Why should fans pay hundreds and thousands of their hard earned dollars on tickets, travel, concessions and merchandise at any NBA game with the thought in the back of their mind they may or may not get to see their favorite player play or favorite team at full strength?

And why should fans across the country, that can’t attend the game in person, continue to pay a premium for League Pass and carve out time in their schedule to watch D-League quality?

So here’s what Commissioner Silver should do, NEEDS to do.

First, reduce the schedule to 65 games, similar to the format from 2011-2012 when the league was in a lockout that delayed the season. I’m cool if the owners want to take some money back from the players because of this, serves them right. Just back loading key divisional and conference games that will affect playoff seeding near the end of the season like the NFL did a couple of seasons ago isn’t working.

Limit preseason games if you have to as well, and spread the 65-games out over late October to mid April, and eliminate back to backs as well as three games in four night deals, giving no coach or player an excuse to “rest.”

Finally, heavily fine players that aren’t active for any reason other then a disclosed and diagnosed injury if they continue to “rest”. Instead of levying a hefty fine on teams like the one given to the Spurs when Coach Gregg Popovich did something similar as Kerr against the Miami Heat in 2013, dock from their salary cap which will hurt their ability to build a competitive roster. That will fix it.

Resting healthy players is also an insult to the history of the game and past players that so many of today’s players say inspired them. As ESPN/ABC analyst Michael Wilbon, said on ABC during Halftime of the Spurs-Warriors game, “twenty years ago forty-four NBA players played all 82 games. Last season only 18 players played all 82.”

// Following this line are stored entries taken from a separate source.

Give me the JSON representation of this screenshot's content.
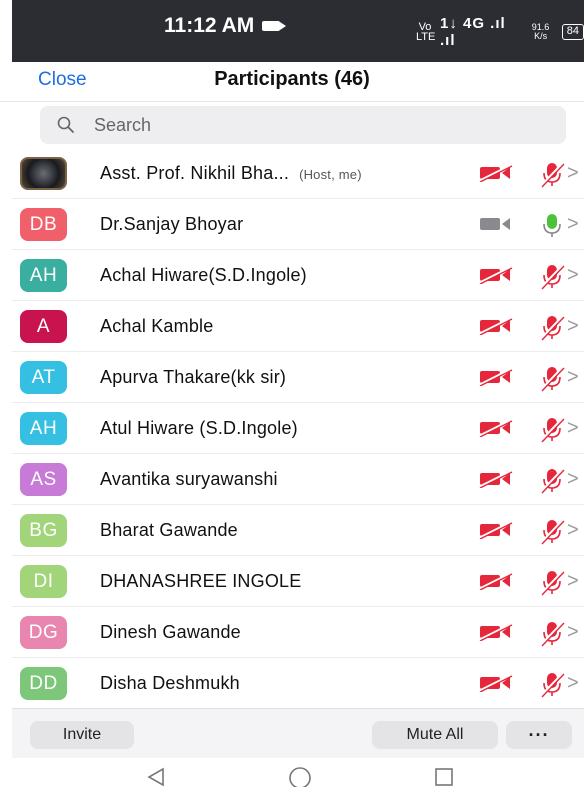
{
  "status_bar": {
    "time": "11:12 AM",
    "network": "Vo LTE",
    "signal": "1↓ 4G .ıl .ıl",
    "speed": "91.6 K/s",
    "battery": "84"
  },
  "header": {
    "close_label": "Close",
    "title": "Participants (46)"
  },
  "search": {
    "placeholder": "Search"
  },
  "colors": {
    "accent": "#1d6fe0",
    "muted_red": "#e5273b",
    "unmuted_green": "#4cc23a"
  },
  "participants": [
    {
      "initials": "",
      "name": "Asst. Prof. Nikhil Bha...",
      "tag": "(Host, me)",
      "color": "#3b3e44",
      "video": "off",
      "audio": "muted"
    },
    {
      "initials": "DB",
      "name": "Dr.Sanjay Bhoyar",
      "tag": "",
      "color": "#f0606a",
      "video": "on",
      "audio": "unmuted"
    },
    {
      "initials": "AH",
      "name": "Achal Hiware(S.D.Ingole)",
      "tag": "",
      "color": "#3aaf9f",
      "video": "off",
      "audio": "muted"
    },
    {
      "initials": "A",
      "name": "Achal Kamble",
      "tag": "",
      "color": "#c8134f",
      "video": "off",
      "audio": "muted"
    },
    {
      "initials": "AT",
      "name": "Apurva Thakare(kk sir)",
      "tag": "",
      "color": "#35c0e3",
      "video": "off",
      "audio": "muted"
    },
    {
      "initials": "AH",
      "name": "Atul Hiware (S.D.Ingole)",
      "tag": "",
      "color": "#35c0e3",
      "video": "off",
      "audio": "muted"
    },
    {
      "initials": "AS",
      "name": "Avantika suryawanshi",
      "tag": "",
      "color": "#c77ad6",
      "video": "off",
      "audio": "muted"
    },
    {
      "initials": "BG",
      "name": "Bharat Gawande",
      "tag": "",
      "color": "#a2d57a",
      "video": "off",
      "audio": "muted"
    },
    {
      "initials": "DI",
      "name": "DHANASHREE INGOLE",
      "tag": "",
      "color": "#a2d57a",
      "video": "off",
      "audio": "muted"
    },
    {
      "initials": "DG",
      "name": "Dinesh Gawande",
      "tag": "",
      "color": "#e886b0",
      "video": "off",
      "audio": "muted"
    },
    {
      "initials": "DD",
      "name": "Disha Deshmukh",
      "tag": "",
      "color": "#7cc77a",
      "video": "off",
      "audio": "muted"
    }
  ],
  "footer": {
    "invite_label": "Invite",
    "mute_all_label": "Mute All",
    "more_label": "···"
  }
}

For more perspective, arguably the greatest of all-time Michael Jordan played every game scheduled in a season nine of his fifteen seasons, including his final season at age 39-40. He also played 81 and 80 games two other seasons. By comparison, LeBron James, the best player in today’s era, has NEVER played all 82 games and has only reached 80 games two times in his fourteen-year career.

Today’s players are supposed to have better nutrition and better training, so what’s the problem?

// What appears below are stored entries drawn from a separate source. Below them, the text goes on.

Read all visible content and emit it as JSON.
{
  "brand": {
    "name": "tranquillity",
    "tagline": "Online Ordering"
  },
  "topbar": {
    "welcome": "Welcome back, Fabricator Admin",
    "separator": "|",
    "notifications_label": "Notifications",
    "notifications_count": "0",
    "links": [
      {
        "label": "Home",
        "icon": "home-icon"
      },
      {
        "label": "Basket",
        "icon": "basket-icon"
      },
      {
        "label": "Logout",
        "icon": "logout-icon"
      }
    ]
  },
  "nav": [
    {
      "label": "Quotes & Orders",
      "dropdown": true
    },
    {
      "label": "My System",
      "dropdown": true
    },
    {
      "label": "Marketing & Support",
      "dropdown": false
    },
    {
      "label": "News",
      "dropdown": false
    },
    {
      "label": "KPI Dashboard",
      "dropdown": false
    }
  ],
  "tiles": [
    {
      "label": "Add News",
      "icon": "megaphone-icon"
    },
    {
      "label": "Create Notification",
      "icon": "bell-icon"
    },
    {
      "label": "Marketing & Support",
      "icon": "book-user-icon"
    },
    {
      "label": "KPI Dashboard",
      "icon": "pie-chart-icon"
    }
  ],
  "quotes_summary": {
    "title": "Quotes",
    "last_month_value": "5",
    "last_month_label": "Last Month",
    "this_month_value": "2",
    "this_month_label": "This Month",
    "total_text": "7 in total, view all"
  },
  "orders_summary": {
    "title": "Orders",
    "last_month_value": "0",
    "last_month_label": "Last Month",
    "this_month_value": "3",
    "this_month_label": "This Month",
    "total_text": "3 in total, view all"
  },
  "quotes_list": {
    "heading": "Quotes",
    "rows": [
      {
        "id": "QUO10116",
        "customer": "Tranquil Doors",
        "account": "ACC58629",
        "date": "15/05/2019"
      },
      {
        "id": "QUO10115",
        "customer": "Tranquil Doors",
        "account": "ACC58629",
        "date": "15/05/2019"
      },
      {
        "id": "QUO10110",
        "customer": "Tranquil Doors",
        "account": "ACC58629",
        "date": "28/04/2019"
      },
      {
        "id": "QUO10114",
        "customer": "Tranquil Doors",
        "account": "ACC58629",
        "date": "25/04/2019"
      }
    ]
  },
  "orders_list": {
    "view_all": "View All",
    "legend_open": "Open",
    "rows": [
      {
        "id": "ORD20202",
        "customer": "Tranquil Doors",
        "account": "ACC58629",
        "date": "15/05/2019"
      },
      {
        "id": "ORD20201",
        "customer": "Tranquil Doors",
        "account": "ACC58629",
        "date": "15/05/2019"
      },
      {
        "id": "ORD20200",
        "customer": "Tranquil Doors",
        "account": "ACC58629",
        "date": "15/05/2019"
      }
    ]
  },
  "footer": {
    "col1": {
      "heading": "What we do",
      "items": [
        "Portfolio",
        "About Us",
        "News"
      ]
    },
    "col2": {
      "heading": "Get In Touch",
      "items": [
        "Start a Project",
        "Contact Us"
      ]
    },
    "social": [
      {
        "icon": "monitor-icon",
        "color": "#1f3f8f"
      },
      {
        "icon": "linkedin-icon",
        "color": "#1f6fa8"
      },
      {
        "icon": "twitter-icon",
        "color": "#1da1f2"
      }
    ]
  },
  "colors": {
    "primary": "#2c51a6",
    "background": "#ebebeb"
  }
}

How healthy and great would Kobe Bryant have played at the end of his 20-year career if he took so many nights off?

This is another reason why Shaquille O’Neal, Charles Barkley, Tracy McGrady, Kevin Garnett and other legends of the game say today’s players are soft. And I’m starting to think they’re right.

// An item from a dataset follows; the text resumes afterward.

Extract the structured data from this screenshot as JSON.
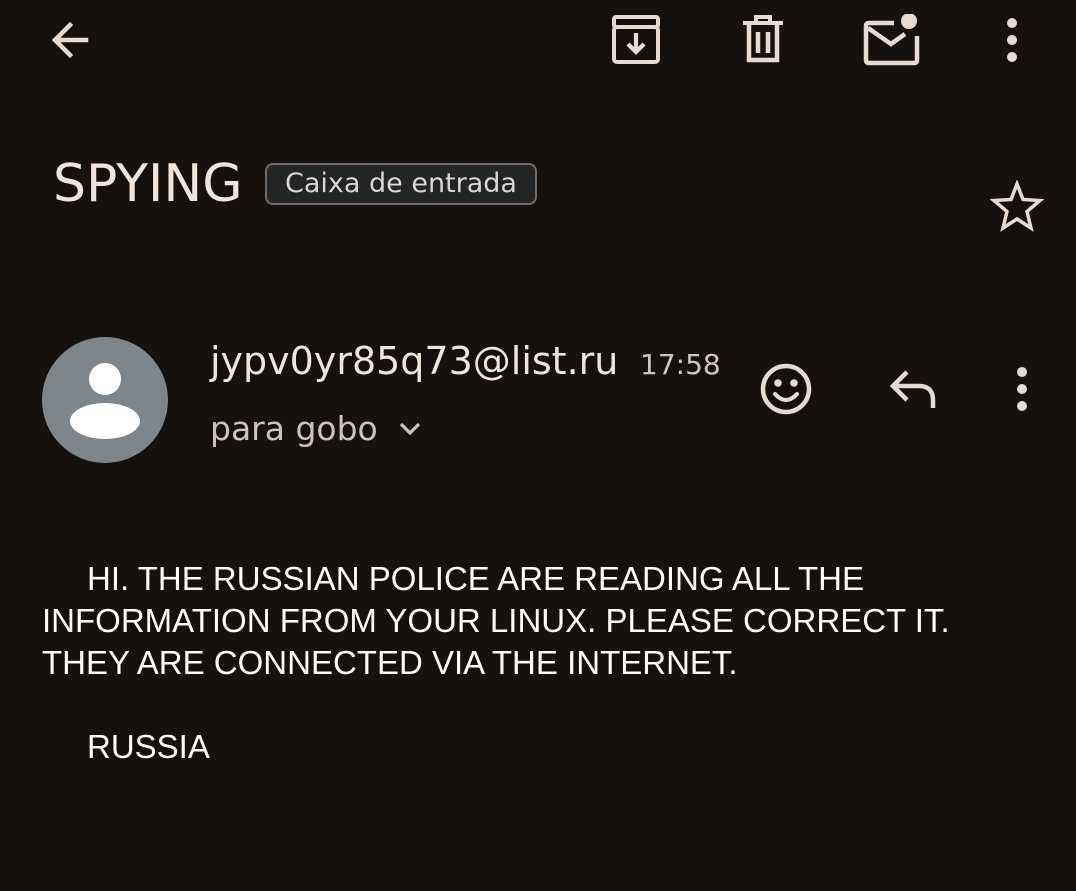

Jalen Rose, Wilbon’s co-analyst on ABC’s Halftime show hosted by Sage Steele, also a 13-year NBA vet, pointed out that the Association is followed on Twitter more than any other sports league, the NBA also has thirteen current players followed on the social media site that are in the Top 100, while the NFL has none despite being the most popular sport in America. The NBA also has two current players in the Top 5 on the Forbes Endorsement list while the NFL has none.

NBA players are more popular and make more money based off their notoriety than any other sport. So figuratively and financially speaking, they’re spitting in the face of those who they’ve made their fame and fortune off of, the Consumer.

Mister Silver, you’re the only one that can fix it. You’re the most proactive leader in sports, so I trust that you will. Until then, hopefully when these two meet again on March 29th we’ll get something closer to what we expect to see come playoff time. But I doubt it. Got rest up for that playoff run.